Monitoring application and service availability

CloudWatch helps you monitor and analyze the performance and runtime aspects of your applications and workloads. You should also monitor the availability and reachability aspects of your applications and workloads. You can achieve this by using an active monitoring approach with Amazon Route 53 health checks and CloudWatch Synthetics.

You can use Route 53 health checks when you want to monitor connectivity to a webpage through HTTP or HTTPS, or network connectivity through TCP to a public Domain Name System (DNS) name or IP address. Route 53 health checks initiate connections from the Regions that you specify on ten-second or 30-second intervals. You can choose multiple Regions for the health check to run in, each health check runs independently, and you must choose at least three Regions. You can search the response body of an HTTP or HTTPS request for a specific substring if it appears in the first 5,120 bytes of data returned for health check evaluation. An HTTP or HTTPS request is considered healthy if it returns a 2xx or 3xx response. Route 53 health checks can be used to create a composite health check by checking the health of other health checks. You can do this if you have multiple service endpoints and you want to perform the same notification when one of them becomes unhealthy. If you use Route 53 for DNS, you can configure Route 53 to fail over to another DNS entry if a health check becomes unhealthy. For each critical workload, you should consider setting up Route 53 health checks for external endpoints that are critical for normal operations. Route 53 health checks can help you avoid writing failover logic into your applications.

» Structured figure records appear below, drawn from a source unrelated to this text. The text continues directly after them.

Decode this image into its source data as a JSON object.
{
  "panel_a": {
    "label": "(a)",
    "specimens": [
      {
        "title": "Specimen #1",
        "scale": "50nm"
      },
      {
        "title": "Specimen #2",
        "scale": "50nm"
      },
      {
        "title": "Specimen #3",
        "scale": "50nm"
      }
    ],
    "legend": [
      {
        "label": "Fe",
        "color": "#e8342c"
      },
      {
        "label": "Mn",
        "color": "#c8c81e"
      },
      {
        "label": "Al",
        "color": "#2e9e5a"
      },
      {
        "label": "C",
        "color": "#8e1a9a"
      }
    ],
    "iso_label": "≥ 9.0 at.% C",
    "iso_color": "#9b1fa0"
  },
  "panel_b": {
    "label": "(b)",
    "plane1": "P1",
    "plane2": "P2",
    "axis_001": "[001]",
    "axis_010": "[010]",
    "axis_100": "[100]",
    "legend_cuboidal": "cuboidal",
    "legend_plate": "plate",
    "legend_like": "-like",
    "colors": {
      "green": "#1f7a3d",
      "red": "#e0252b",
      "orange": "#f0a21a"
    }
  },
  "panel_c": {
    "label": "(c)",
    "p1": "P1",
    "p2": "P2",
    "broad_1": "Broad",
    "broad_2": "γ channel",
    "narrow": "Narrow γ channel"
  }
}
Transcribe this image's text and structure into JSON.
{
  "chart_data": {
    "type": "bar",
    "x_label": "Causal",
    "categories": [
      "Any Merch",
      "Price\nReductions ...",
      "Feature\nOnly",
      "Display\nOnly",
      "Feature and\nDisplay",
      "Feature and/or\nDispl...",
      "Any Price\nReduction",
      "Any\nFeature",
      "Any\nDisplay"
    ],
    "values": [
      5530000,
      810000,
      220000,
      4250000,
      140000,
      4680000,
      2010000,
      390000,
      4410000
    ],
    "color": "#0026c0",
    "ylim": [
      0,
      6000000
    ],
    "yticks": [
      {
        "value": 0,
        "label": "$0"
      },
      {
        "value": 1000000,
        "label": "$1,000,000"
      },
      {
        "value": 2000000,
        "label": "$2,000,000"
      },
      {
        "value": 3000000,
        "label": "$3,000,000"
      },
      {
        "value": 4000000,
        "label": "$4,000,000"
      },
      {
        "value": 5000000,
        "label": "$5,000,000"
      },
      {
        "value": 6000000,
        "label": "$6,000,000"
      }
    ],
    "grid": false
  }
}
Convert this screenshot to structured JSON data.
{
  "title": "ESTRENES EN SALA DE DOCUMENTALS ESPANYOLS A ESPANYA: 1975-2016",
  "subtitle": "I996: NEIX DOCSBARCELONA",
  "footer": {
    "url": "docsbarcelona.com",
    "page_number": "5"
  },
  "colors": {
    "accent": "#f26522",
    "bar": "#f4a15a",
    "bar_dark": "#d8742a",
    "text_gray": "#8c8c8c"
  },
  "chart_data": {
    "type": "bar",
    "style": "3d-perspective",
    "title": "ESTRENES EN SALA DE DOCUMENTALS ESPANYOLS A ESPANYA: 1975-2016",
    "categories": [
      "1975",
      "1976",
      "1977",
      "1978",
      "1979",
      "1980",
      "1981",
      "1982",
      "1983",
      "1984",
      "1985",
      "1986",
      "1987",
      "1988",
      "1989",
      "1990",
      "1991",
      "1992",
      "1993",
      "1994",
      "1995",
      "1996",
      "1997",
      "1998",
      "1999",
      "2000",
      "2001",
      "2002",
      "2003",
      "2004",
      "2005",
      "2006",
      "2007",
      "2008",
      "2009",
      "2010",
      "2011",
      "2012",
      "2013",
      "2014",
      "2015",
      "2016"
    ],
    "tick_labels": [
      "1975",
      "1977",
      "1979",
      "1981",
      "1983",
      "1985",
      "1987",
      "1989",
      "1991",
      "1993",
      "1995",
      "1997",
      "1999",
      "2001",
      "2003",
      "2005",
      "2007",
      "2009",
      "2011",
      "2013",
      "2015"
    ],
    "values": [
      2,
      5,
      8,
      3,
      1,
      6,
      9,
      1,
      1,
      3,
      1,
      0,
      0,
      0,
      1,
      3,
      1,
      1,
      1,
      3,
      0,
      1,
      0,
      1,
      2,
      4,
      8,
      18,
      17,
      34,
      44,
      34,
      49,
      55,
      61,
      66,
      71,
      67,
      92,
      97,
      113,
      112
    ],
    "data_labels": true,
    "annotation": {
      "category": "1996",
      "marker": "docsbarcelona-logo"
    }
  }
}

CloudWatch synthetics allows you to define a canary as a script to evaluate the health and availability of your workloads. Canaries are scripts written in Node.js or Python and work over HTTP or HTTPS protocols. They create Lambda functions in your account that use Node.js or Python as a framework. Each canary that you define can perform multiple HTTP or HTTPS calls to different endpoints. This means you can monitor the health of a series of steps, such as a use case or an endpoint with downstream dependencies. Canaries create CloudWatch metrics that include each step that was run so you can alarm and measure different steps independently. Although canaries require more planning and effort to develop than Route 53 health checks, they provide you with a highly customizable monitoring and evaluation approach. Canaries also support private resources running within your virtual private cloud (VPC), which makes them ideal for availability monitoring when you don’t have a public IP address for the endpoint. You can also use canaries to monitor on-premises workloads as long as you have connectivity from within the VPC to the endpoint. This is particularly important when you have a workload that includes endpoints that exist on premises.